Within the past several months, many people have heard and read stories about the opioid epidemic that has, sadly, become commonplace in the news. According to The New York Times article “The Opioid Epidemic: A Crisis Years in the Making,” the United States is currently facing “the deadliest drug crisis in American history.” It is so horrible that on Thursday, October 26th, 2017, the federal government declared the opioid crisis to be a public health emergency.
It is estimated that the number of drug deaths in 2017 was more than 66,000, which is 2,000 more than the number of deaths in 2016 and almost 12,000 more than the deaths in 2015. Out of the 2017 deaths, 66% involved opioids. Looking at these statistics means opioids killed more people than breast cancer last year. Currently, over 145 Americans die every day. Robert Anderson, the CDC’s Chief of Mortality Statistics, compares the opioid overdoses to the human immunodeficiency virus, or HIV epidemic in the late 1980s and early 1990s.
Breaking down the data even further, there was a 19% increase in drug deaths among teens ages 15 to 19 from 2016 to 2017. Again, many of these deaths included opioids. However, the National Center for Health Statistics have found many of the overdoses were unintentional and involved prescribed painkillers, such as oxycodone. Because of this, more awareness has been given to prescription narcotics. Yet, the largest increase was in the ages 30 to 44. There was a 21% jump in only one year. Another fact is that more males become addicted to opioids than females.
The opioid epidemic can be attributed to several factors. Listed in the President’s Commission on Combatting Drug Addiction and the Opioid Crisis, some of the contributors are:
- Pain Patient Advocacy: There has been a push for managing pain through the use of opioids. Patients in pain and some physicians have advocated for the usage.

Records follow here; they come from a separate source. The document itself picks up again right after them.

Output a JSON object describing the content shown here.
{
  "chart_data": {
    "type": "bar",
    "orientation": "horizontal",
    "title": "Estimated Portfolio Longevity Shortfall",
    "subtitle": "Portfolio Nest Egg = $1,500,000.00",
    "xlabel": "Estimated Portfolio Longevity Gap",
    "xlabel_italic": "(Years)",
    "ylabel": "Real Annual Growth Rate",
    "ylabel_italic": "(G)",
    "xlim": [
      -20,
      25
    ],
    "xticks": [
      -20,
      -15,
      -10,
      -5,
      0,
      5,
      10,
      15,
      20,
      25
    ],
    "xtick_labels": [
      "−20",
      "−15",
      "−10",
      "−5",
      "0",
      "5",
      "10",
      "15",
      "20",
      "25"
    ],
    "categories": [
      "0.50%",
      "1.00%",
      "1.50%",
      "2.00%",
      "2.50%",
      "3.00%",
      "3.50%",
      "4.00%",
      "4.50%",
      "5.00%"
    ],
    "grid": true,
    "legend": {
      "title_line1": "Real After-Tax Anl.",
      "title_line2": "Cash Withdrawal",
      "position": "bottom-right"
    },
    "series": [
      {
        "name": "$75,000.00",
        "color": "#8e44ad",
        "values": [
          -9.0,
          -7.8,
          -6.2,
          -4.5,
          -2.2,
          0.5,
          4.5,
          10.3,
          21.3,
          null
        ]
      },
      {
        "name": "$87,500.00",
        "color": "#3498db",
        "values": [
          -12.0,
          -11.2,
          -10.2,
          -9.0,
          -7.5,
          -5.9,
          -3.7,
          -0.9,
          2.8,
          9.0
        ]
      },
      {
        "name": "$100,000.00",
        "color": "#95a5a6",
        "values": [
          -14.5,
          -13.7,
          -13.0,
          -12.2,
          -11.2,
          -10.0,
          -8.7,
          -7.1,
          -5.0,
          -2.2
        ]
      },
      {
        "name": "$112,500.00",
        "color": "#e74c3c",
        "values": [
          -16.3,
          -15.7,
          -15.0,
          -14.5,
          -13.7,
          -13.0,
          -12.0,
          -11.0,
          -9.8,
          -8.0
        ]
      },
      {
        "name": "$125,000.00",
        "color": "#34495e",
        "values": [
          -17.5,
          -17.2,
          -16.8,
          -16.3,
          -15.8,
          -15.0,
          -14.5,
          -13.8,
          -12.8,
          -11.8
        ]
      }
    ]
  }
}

- The Opioid Pharmaceutical Manufacturing and Supply Chain Industry: The pharmaceutical industry plays greatly into how a nation responds to certain drugs, thanks to clever marketing and promotion.
- Rogue Pharmacies and Unethical Physician Prescribing: Always know where your prescriptions are coming from, in terms of credited and legitimate physicians and pharmacies.
- Lack of Patient Education: Many patients and their families aren’t completely informed on their medicines and whether or not opioids are included. Always read the prescription’s insert before taking. The three most common prescriptions with opioids are Vicodin, OxyContin, and morphine.
It is important to be aware of the symptoms of opioid overdose. Some symptoms include:
- Confusion or delirium
- Frequent vomiting
- Pinpoint pupils
- Extreme fatigue or the inability to wake up
- Loss of consciousness
- Slowed or irregular breathing
- Respiratory arrest (the person is not breathing)
- Cold, clammy skin
- Bluish skin around the lips or under the fingernails.
The American Addiction Center’s website states “depressed breathing is the most dangerous side effect of opioid overdose.” This means a lack of oxygen to the brain can cause permanent damage and organ failure.
How You Can Help
There are several ways anyone can help with the opioid crisis.
- If you suspect someone taking a prescription painkiller has gone into overdose, call 911 immediately. While waiting for help to arrive, roll the person onto their side, to prevent choking if they vomit while unconscious. If they are conscious, keep them awake and talking. Never leave the person alone or asleep.
- If you or someone you know struggles with opioid addiction, consider getting assistance through an addiction rehabilitation program. These programs will provide medical insight, care, and education on withdrawal, its symptoms, and how to not give in to cravings. In addition, these programs will help create a plan to manage daily life after leaving the center. For more information, visit: org.
- If you aren’t directly affected by opioid addiction, you can still help raise awareness and public education on the epidemic. Provide people with information on where they can get help, appropriate places to get prescriptions, how to manage pain, and how to become aware on whether or not a person is addicted to a drug. Also, consider ways to give support to those addicted and their families.
The opioid epidemic is increasingly becoming worse with every passing day in our country. More people are becoming addicted and, unfortunately, overdosing. However, together, we can work towards reversing the statistics and giving assistance to those suffering. We can all hope that by the end of 2018, the opioid crisis will be on its way to being eradicated.